My apologies in advance to our more experienced club members if this amounts to teaching granma to suck eggs.  Some of our less experienced members may
find it useful.

I'd heard and read about this for years.  Basically, the premise is:

On a self-centering three jaw chuck, there's one particular pinion (the
so-called master pinion), which, if used to tighten the stock being held, will
center it with better accuracy than would be the case using any of the other

So, I'm futzing around in the shop today, not wanting to start another project
before going to MMM, and I decide to test this out.

Now, understand, I do not consider the 3jaw chuck a precision tool.  Its real
advantage, if it has any, is its ease of use and wide range.  If I'm turning
something where all the cuts can be made with a single chucking, thus
guaranteeing coaxial features, fine, I'll use it.  If the work requires several
chuckings and/or reasonable accuracy, I'll use collets or the four jaw.

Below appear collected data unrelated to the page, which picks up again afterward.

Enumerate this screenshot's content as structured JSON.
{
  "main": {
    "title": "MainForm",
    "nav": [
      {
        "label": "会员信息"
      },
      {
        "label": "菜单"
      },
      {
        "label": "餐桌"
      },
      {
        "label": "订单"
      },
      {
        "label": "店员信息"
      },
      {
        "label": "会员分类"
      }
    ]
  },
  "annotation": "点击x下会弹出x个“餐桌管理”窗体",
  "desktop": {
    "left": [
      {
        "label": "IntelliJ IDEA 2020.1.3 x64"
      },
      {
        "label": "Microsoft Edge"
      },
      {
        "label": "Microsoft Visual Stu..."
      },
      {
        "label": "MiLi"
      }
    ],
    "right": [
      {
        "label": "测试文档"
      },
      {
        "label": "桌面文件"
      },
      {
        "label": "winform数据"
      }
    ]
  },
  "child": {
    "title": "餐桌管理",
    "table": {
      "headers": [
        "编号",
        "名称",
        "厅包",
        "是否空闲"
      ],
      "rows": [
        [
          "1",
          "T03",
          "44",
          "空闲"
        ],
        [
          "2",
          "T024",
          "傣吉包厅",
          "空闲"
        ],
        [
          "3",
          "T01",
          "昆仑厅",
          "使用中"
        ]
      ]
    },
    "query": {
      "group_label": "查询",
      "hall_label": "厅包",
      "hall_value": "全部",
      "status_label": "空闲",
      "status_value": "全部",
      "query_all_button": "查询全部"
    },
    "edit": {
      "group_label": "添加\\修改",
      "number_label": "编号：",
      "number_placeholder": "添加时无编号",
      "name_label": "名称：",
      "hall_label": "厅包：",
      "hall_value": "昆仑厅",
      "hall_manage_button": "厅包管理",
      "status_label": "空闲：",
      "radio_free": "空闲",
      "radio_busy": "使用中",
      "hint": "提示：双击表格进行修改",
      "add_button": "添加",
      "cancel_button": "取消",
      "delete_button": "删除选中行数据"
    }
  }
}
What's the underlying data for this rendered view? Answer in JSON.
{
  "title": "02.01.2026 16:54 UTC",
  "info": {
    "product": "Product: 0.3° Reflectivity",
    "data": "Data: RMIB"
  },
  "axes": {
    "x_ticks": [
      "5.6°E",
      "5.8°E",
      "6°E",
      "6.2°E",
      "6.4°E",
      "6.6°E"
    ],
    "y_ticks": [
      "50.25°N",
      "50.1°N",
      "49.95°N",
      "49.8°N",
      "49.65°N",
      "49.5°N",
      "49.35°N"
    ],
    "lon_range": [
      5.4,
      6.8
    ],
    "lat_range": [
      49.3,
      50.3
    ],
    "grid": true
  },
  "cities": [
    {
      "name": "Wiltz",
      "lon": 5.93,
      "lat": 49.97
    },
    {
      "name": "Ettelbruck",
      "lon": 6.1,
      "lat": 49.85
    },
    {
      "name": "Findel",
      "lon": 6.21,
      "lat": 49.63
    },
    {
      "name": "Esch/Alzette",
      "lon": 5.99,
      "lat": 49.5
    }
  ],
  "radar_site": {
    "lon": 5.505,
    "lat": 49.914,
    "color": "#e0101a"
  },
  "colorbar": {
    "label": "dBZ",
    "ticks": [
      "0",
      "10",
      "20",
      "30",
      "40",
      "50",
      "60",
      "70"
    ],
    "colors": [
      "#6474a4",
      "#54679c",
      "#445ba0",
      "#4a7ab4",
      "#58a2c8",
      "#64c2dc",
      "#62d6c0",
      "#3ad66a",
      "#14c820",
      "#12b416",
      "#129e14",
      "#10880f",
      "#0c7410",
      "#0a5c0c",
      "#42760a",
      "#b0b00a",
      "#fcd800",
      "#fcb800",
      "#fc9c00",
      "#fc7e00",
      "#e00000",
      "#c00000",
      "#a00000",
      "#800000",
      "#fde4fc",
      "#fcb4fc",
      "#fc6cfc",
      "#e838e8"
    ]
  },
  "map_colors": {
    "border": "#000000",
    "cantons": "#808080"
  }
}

The premise goes on to say that good chucks will have the master pinion marked.
My Bison (Polish) 6" 3jaw has a small '0' (zero) stamped next to one of the
pinion sockets so, if this is all a myth, it's one that's permeated as far as
the Katyn forest.

So, select a piece of 5/8" stainless shafting that mikes the same all round,
shove in the 3jaw and tighten down using one of the unmarked pinion sockets.
Set up the DI and read 0.002" TIR (i.e., peak-to-peak) error in one
revolution.  Pretty good for a 3jaw but proof of my wisdom in using
collets for anything important.  Loosen chuck and retighten using other
unmarked pinion socket.  TIR still comes in at 0.002". 

Ok, now repeat the experiment using the manufacturer-marked pinion hole.  Lo
and behold, now the TIR is down to 0.001".  I'll be damned.  Being the
untrusting soul that I am, I chalk it up to a fluke.  Try the experiment again
varying the pinion-tightening sequence... master-x-x, x-master-x, etc. as well
as rotating the shaft slightly between each clamping.  Same results each time.
Much as it annoys me, there seems to be some truth to the premise.

I'll leave it as a puzzle for our experienced members to explain *why* there
is a master pinion in the first place.  I don't have a clue nor do I have the
patience to research it.  Offhand, my guess would be that the master is the
pinion used to preload the jaws when they were ground on the ID but that's
just a SWAG.

Those of you who are trying to squeeze the last thou of accuracy out of your
3jaw might want to try this with your own chuck.  According to the premise,
even if your chuck doesn't have a master pinion marked, there is one pinion
that will provide better centering accuracy - your de facto master.  Once you
identify it, you may want to consider marking its location for future
reference.  If you don't want to stamp marks into the chuck, get one of those
paint pens (like a Sharpie, but filled with bright colored paint), clean the
metal with brake cleaner and paint a spot/line, whatever.

One side note here.  The books tell us, if chucking a heavy piece, to tighten
the 3jaw using ALL THREE pinions.  This raises the quandry ... Do we tighten
the master pinion first or last?  Personally, I don't care.  I'd use the 4jaw
if I was worried about the part slipping or coming loose.